Two weeks ago I wrote that buying Joy Global (NYSE:JOY) under $50/share is a long-term opportunity worth taking advantage of. Since then, investors have had plenty of chances to do so. After this week's FY2014 earning's release, it's not looking as if this opportunity will be going away anytime soon.
The market has hammered the stock since this summer when it peaked in the mid-$60s. This is evident in the returns shown below:
- 5 Yr: (-15%)
- 3 Yr: (-40%)
- 1 Yr: (-15%)
- YTD: (-20%)
- 3M: (-20%)
- 1M: (-15%)
- 5D: (-10%)
So why is the stock taking such a beating, and when will things turn around for investors? The answer to the first question is simple: miners are spending less money. An even simpler answer is found for the second question: eventually.
The real question is: Are you going to buy now and profit in the long run, or will you let crowd psychology scare you away from this value opportunity?
Yes, the company has its challenges both now and in the future. JOY's bookings are down and its cash flow is shrinking. Management has not been mute regarding the negative market conditions ahead for 2015. Most companies in JOY's situation shouldn't be touched with a ten-foot pole.
What makes JOY different? Its high working capital and low debt levels have uniquely positioned the company to efficiently weather this economic storm. And, management is demonstrating the company is on the right track to come out stronger and more profitable when market conditions improve.
Here is a recent statement from CEO Ted Doheny:
"We look forward to 2015 as an opportunity to further drive our strategies and expand our service business. We remain committed to optimizing our global manufacturing footprint and controlling costs. We are responding faster to our customers as lead times have been reduced. Achieving this balance is critical for our business and will make us more efficient, responsive, and competitive when market conditions improve. While 2015 will be another challenging year, we are confident in our ability to deliver results, generate cash and continue to allocate our capital resources in a disciplined manner that will create long-term value for our shareholders."
This is an encouraging statement that only a near-sighted investor would overlook. Let's pick apart some key points:
- Service Business: Over the last three years, JOY's service business has been growing and now makes up a larger percentage of total revenue. This shift began when management anticipated the decline in equipment sales and has minimized total revenue loss.

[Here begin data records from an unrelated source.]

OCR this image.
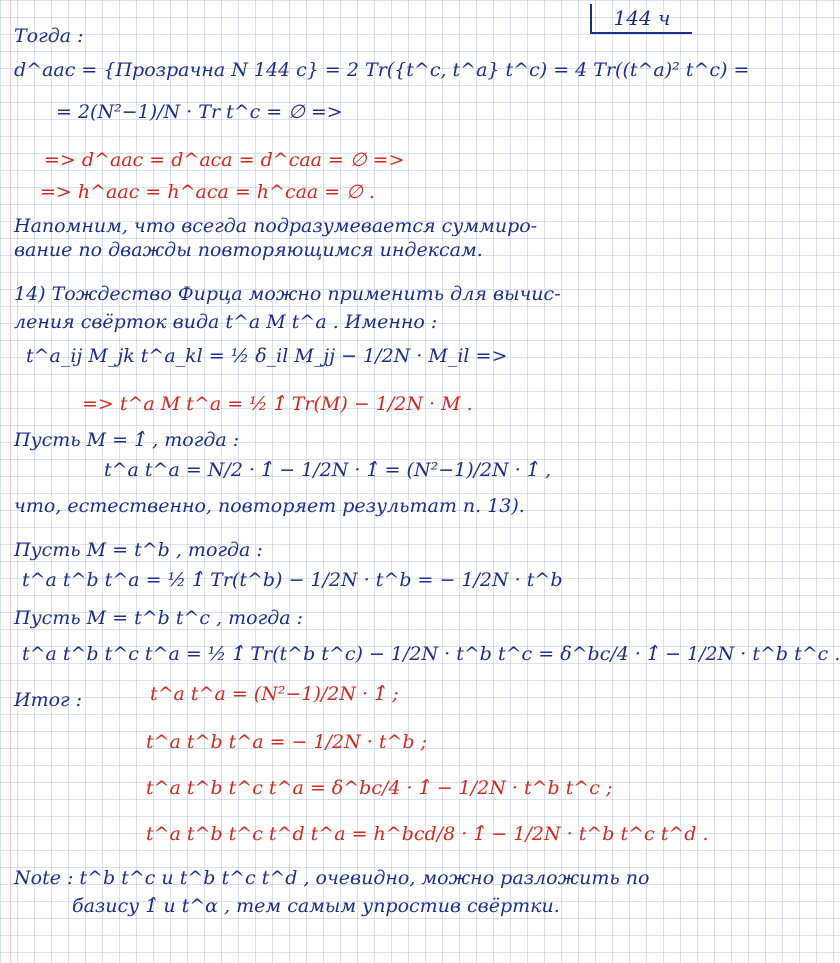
144 ч
Тогда :
d^aac = {Прозрачна N 144 с} = 2 Tr({t^c, t^a} t^c) = 4 Tr((t^a)² t^c) =
= 2(N²−1)/N · Tr t^c = ∅ =>
=> d^aac = d^aca = d^caa = ∅ =>
=> h^aac = h^aca = h^caa = ∅ .
Напомним, что всегда подразумевается суммиро-
вание по дважды повторяющимся индексам.
14) Тождество Фирца можно применить для вычис-
ления свёрток вида t^a M t^a . Именно :
t^a_ij M_jk t^a_kl = ½ δ_il M_jj − 1/2N · M_il =>
=> t^a M t^a = ½ 1̂ Tr(M) − 1/2N · M .
Пусть M = 1̂ , тогда :
t^a t^a = N/2 · 1̂ − 1/2N · 1̂ = (N²−1)/2N · 1̂ ,
что, естественно, повторяет результат п. 13).
Пусть M = t^b , тогда :
t^a t^b t^a = ½ 1̂ Tr(t^b) − 1/2N · t^b = − 1/2N · t^b
Пусть M = t^b t^c , тогда :
t^a t^b t^c t^a = ½ 1̂ Tr(t^b t^c) − 1/2N · t^b t^c = δ^bc/4 · 1̂ − 1/2N · t^b t^c .
Итог :	t^a t^a = (N²−1)/2N · 1̂ ;
t^a t^b t^a = − 1/2N · t^b ;
t^a t^b t^c t^a = δ^bc/4 · 1̂ − 1/2N · t^b t^c ;
t^a t^b t^c t^d t^a = h^bcd/8 · 1̂ − 1/2N · t^b t^c t^d .
Note : t^b t^c и t^b t^c t^d , очевидно, можно разложить по
базису 1̂ и t^α , тем самым упростив свёртки.
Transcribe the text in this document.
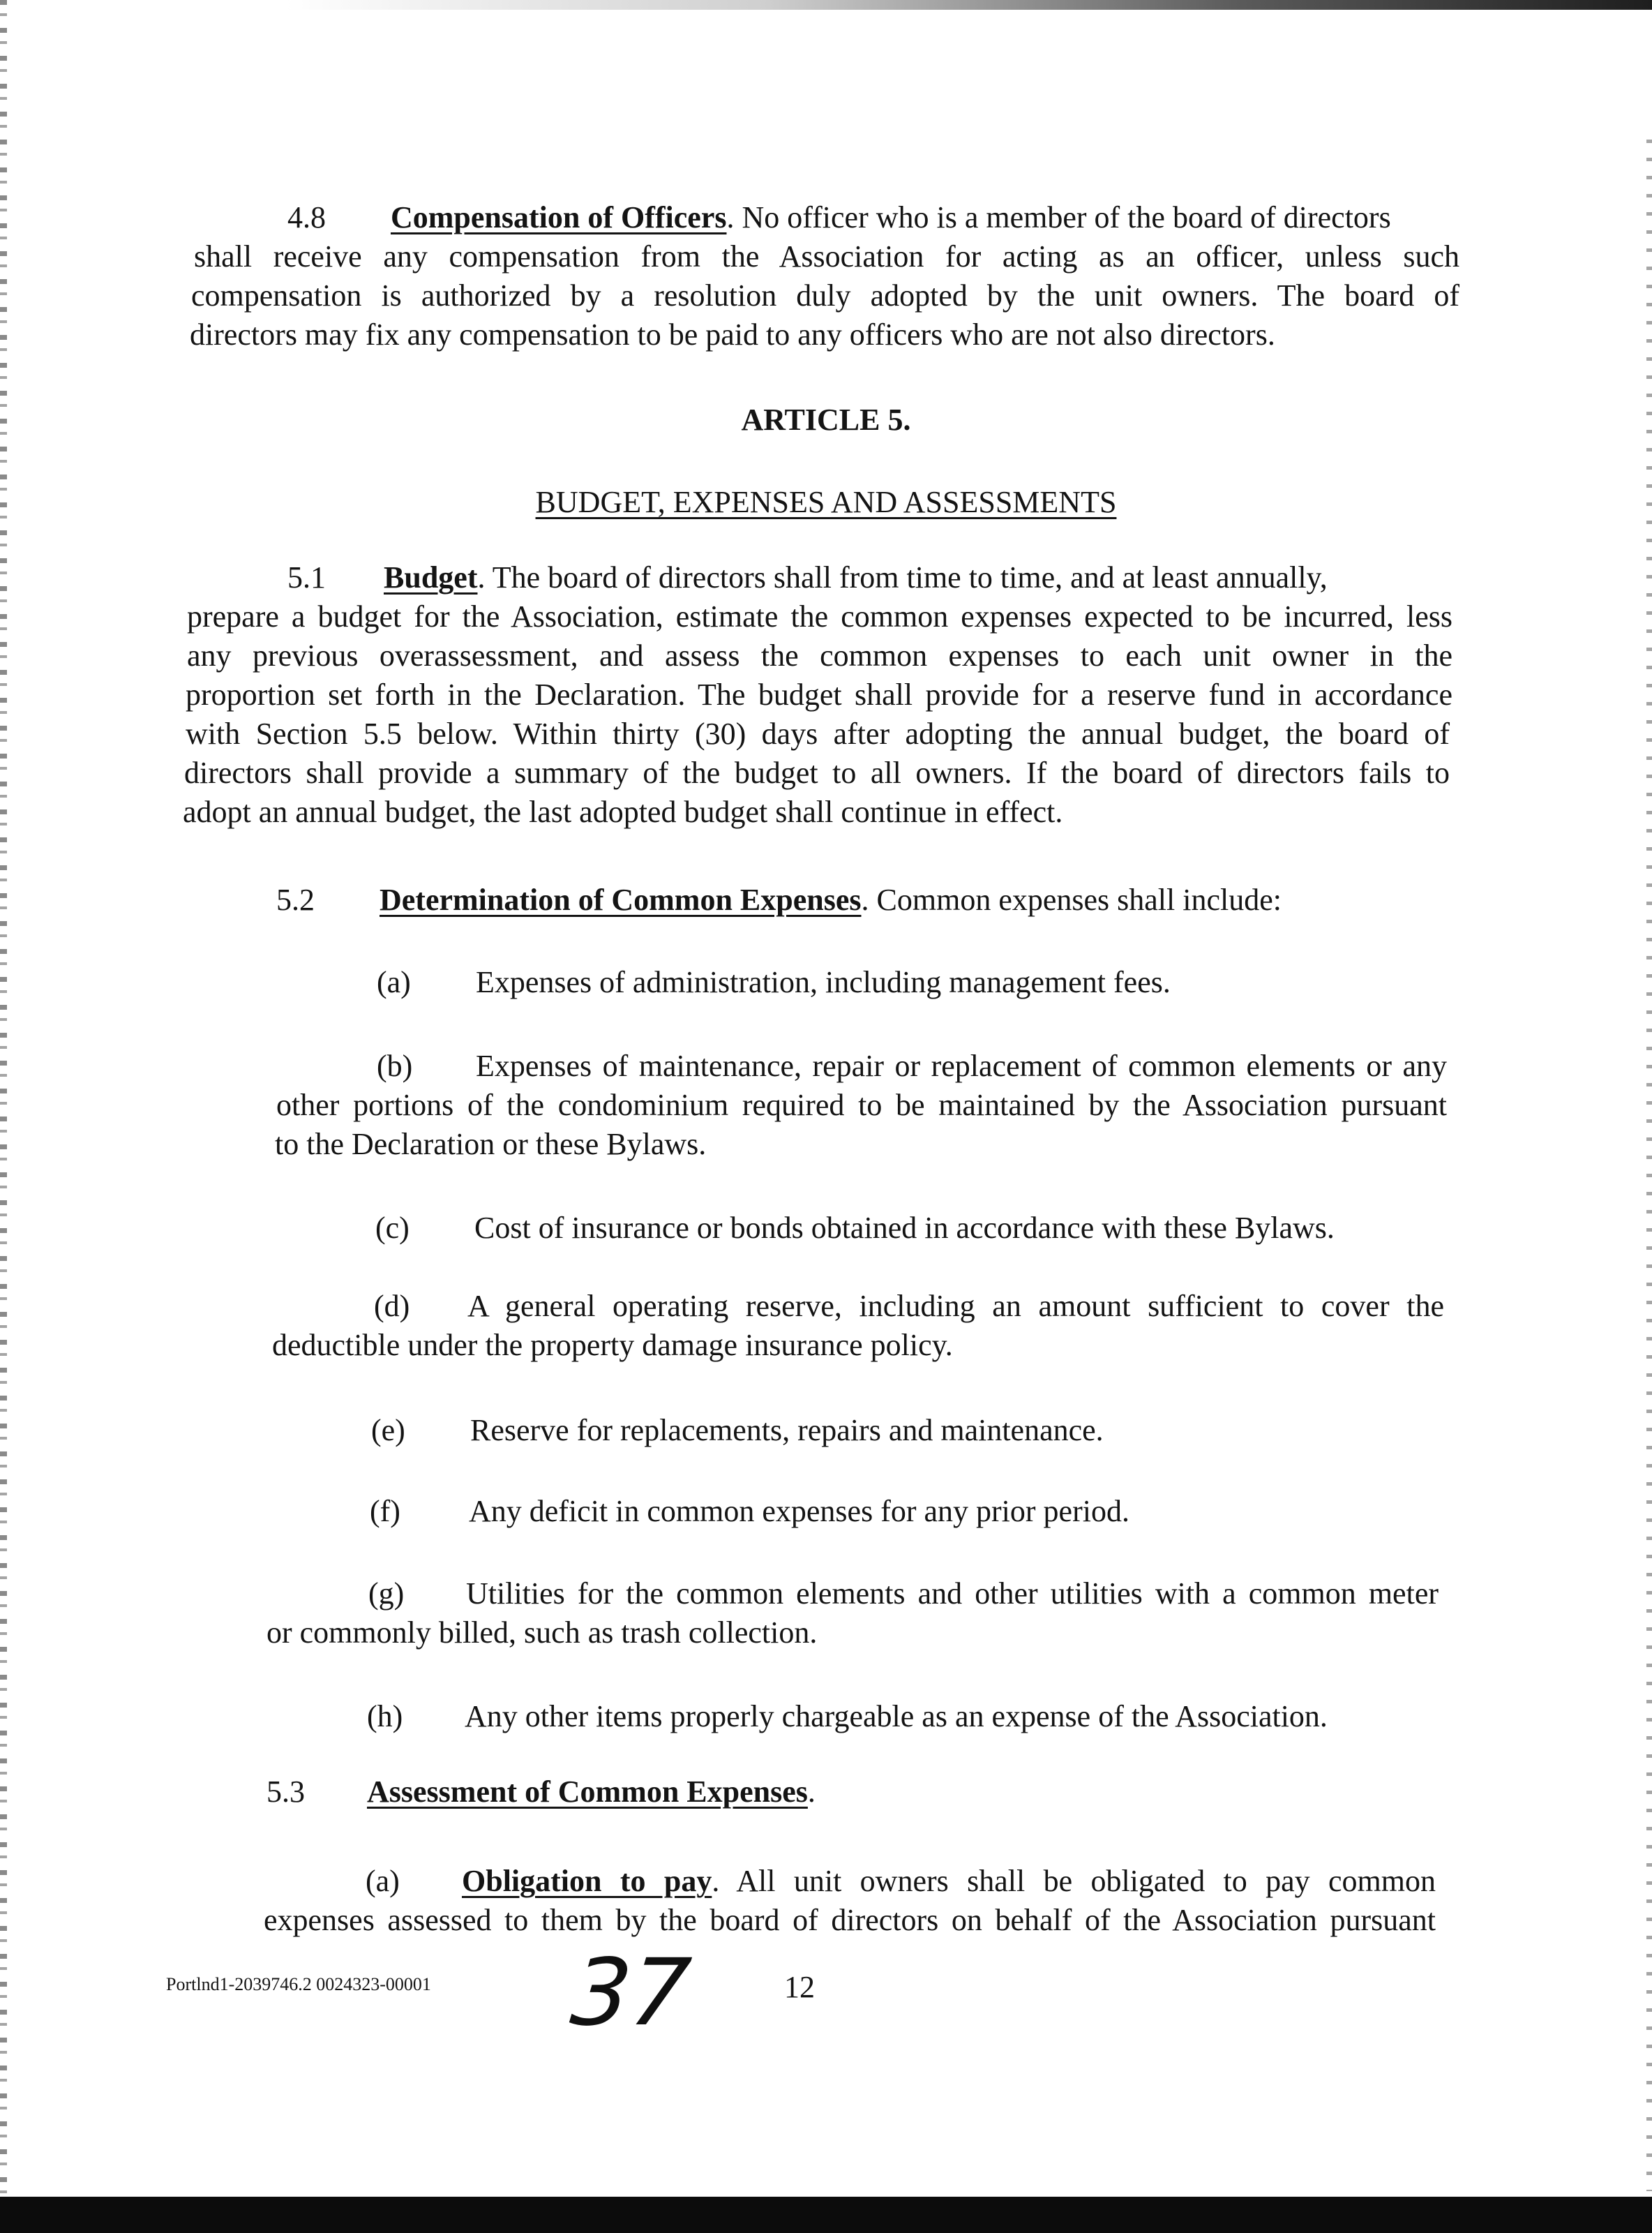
4.8 Compensation of Officers. No officer who is a member of the board of directors
shall receive any compensation from the Association for acting as an officer, unless such
compensation is authorized by a resolution duly adopted by the unit owners. The board of
directors may fix any compensation to be paid to any officers who are not also directors.
ARTICLE 5.
BUDGET, EXPENSES AND ASSESSMENTS
5.1 Budget. The board of directors shall from time to time, and at least annually,
prepare a budget for the Association, estimate the common expenses expected to be incurred, less
any previous overassessment, and assess the common expenses to each unit owner in the
proportion set forth in the Declaration. The budget shall provide for a reserve fund in accordance
with Section 5.5 below. Within thirty (30) days after adopting the annual budget, the board of
directors shall provide a summary of the budget to all owners. If the board of directors fails to
adopt an annual budget, the last adopted budget shall continue in effect.
5.2 Determination of Common Expenses. Common expenses shall include:
(a) Expenses of administration, including management fees.
(b) Expenses of maintenance, repair or replacement of common elements or any
other portions of the condominium required to be maintained by the Association pursuant
to the Declaration or these Bylaws.
(c) Cost of insurance or bonds obtained in accordance with these Bylaws.
(d) A general operating reserve, including an amount sufficient to cover the
deductible under the property damage insurance policy.
(e) Reserve for replacements, repairs and maintenance.
(f) Any deficit in common expenses for any prior period.
(g) Utilities for the common elements and other utilities with a common meter
or commonly billed, such as trash collection.
(h) Any other items properly chargeable as an expense of the Association.
5.3 Assessment of Common Expenses.
(a) Obligation to pay. All unit owners shall be obligated to pay common
expenses assessed to them by the board of directors on behalf of the Association pursuant
Portlnd1-2039746.2 0024323-00001 37	12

- Global Manufacturing Footprint: Recent acquisitions are helping JOY expand its product offerings to better meet customer demands and offset declining sales in other product lines. Most notably, the purchase of MTI is giving JOY exposure to the underground rock mining market.
- Controlling Costs: JOY mentioned in this week's release, that the company "exceeded its cost reduction target" in 2014. It's important to note that JOY not only has a cost reduction target, but is beating its own expectations of achieving it. This is more evidence the company is on the right track to adapt and continue its profitability.
- Generate Cash: Historically, JOY has a pattern of generating positive free cash flow. Even though cash flows have decreased in the last few years, they are still positive. This is no small feat despite the challenging market the company is facing.
- Long-Term Value: As a testament to its strong financial condition and management's confidence of future free cash flow, JOY increased its dividend for the first time in five years. This is on top of an ongoing share repurchase program. At a time when most companies would reduce their distributions to shareholders, JOY is doing the exact opposite.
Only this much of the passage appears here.